New Los Angeles art space centres women’s issues

The artist Kathryn Andrews has launched the Judith Center, a women-centred organisation focused on promoting projects related to gender, race and sexual identity. The centre will open to the public as a 500 sq. ft space on the 12th floor of the LA Mart building Downtown in January, where the artist’s own studio is also located.

The idea for the centre began to take shape during the 2016 US presidential race, when Donald J. Trump and Hillary Clinton were competing for office. “I was struck by the intensity of the dialogue around gender at that time and how normalised it was in the culture to disrespect female politicians,” Andrews tells The Art Newspaper. “Not just with Clinton in particular, but it seemed that all women attempting to enter positions of power faced threats and violence.”

In 2020, Andrews premiered the ongoing work Women for President at the DePaul Art Museum in Chicago, which chronicles the history of women running for president in the US from 1872 onward. The project features the faces of male presidents superimposed with the names of women who have run. During this election cycle, an iteration of the project has been on view at the Institute of Contemporary Art, Los Angeles (until 17 November).

“I’ve looked at many histories of violence and have reflected on what it means to be a woman. The field of art is intensely sexist—it runs rampant in the auction market, galleries and museum collections and exhibitions,” Andrews says. “How can we affect change in the art world from within? How can we make a case for the fact that women are equal when, in the US, we haven’t even had a female president?”

Martine Syms, SHE MAD: The Non-Hero, 2024 Courtesy of The Judith Center

The name of the centre derives from the ancient story of Judith and Holofernes, which artists throughout history have taken as a subject. The famous 1612-13 version by Artemisia Gentileschi, for example, has come to be seen as a reflection on her rape and the subsequent trial, which had “more to do with her rapist having defiled her family name, or of protecting the patriarchal line”, Andrews says.

“It’s one early example of art being used to exact some kind of justice when the system has failed women,” she adds. “Similarly, with the centre we want to create art-focused activities that are a vehicle for social justice when the system has failed.”

Much of the centre’s programming focuses on the history of political posters. Its first major initiative is the Poster Project, a five-year project that began at the Eli and Edythe Broad Art Museum at Michigan State University with the exhibition The Judith Center Poster Project [Phase 1]: Freedom in the Automation Age(until 16 March 2025). It features images by artists including Lynn Hershman Leeson, Martine Syms and others critiquing gender-related topics. The project will travel to other US museums in the coming years.

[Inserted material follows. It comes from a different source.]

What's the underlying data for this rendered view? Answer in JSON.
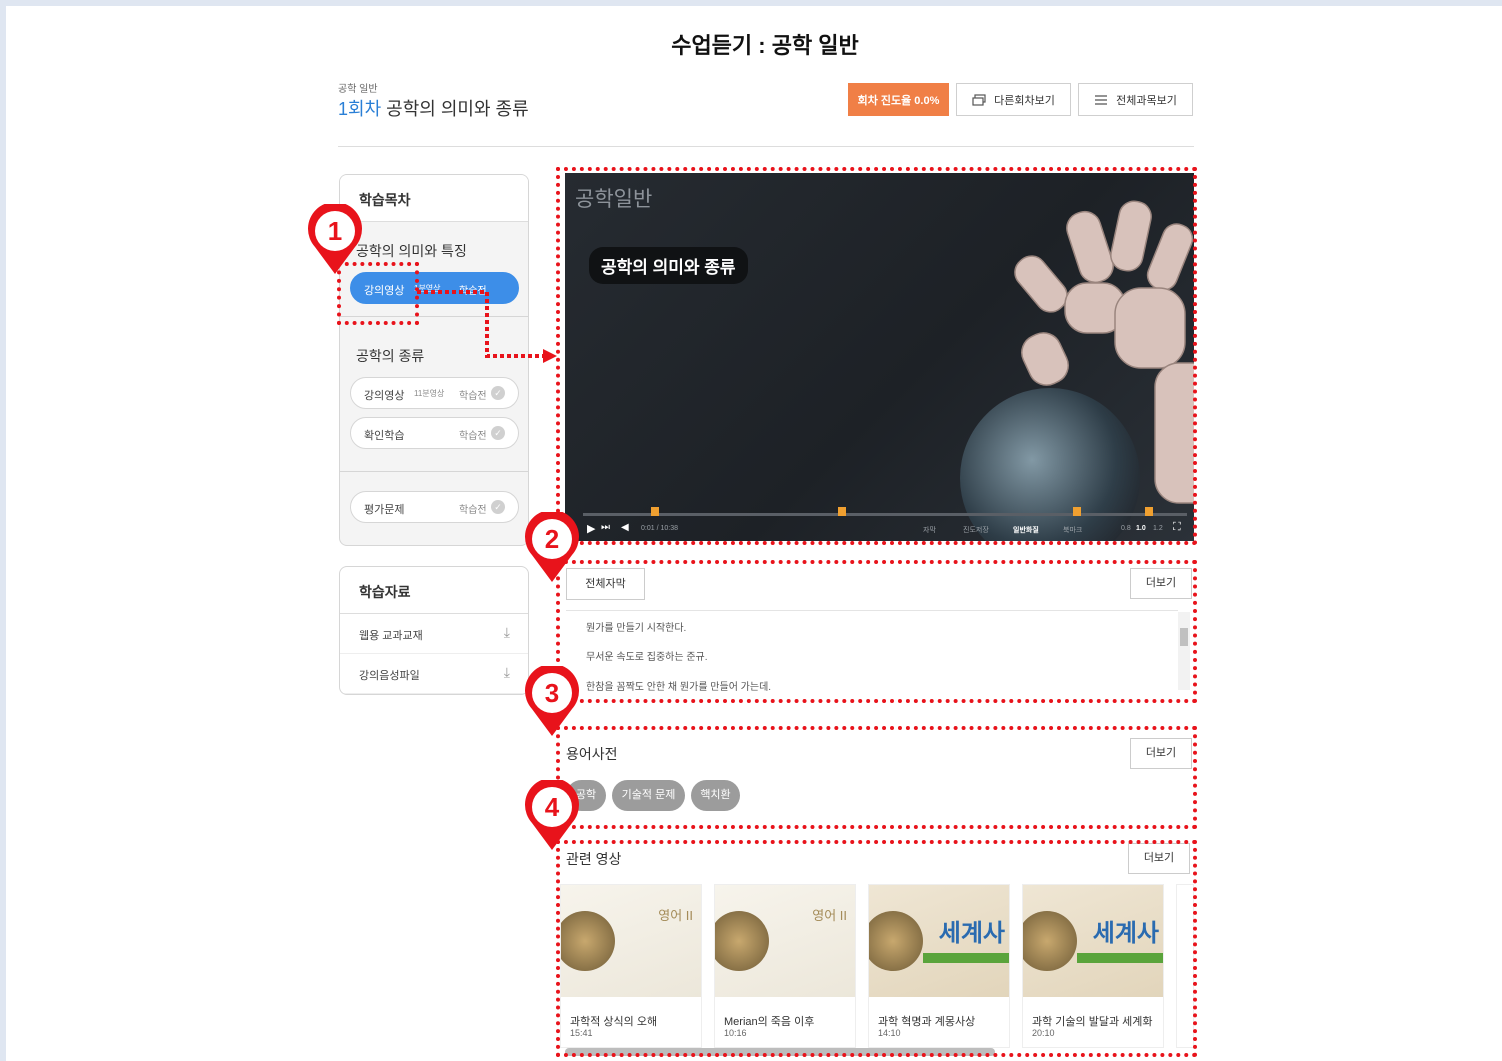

Lynn Hershman Leeson, OWN YOUR IDENTITY, 2024 Courtesy of The Judith Center

In October, the centre launched an initiative called Poetry X, a series of workshops and readings. Under this initiative, the centre will hold conversations and projects related to women in political office, voting patterns and other democratic issues. Another cornerstone of the space’s programming is the Judith Center Oral History Project, an archive of audio recordings related to the work of women artists.

Visitors to the most recent edition of the Felix Art Fair in February 2024 may have seen the centre’s project Women in Print. A collaboration with the Center for the Study of Political Graphics (a Los Angeles-based organisation that houses around 90,000 political posters from all the world, dating back to the 1800s), the project featured 20 posters and nine commissions.

Andrews emphasises that the centre will be inclusive and welcome “conversations around questions from multiple perspectives simultaneously”. “Gender issues are a problem that intensely impacts all of us, which is why it’s important that men and non-binary people be a part of this as well,” she says. “From that mix, we begin to understand the nature of this problem and how deeply it is embedded in our systems.”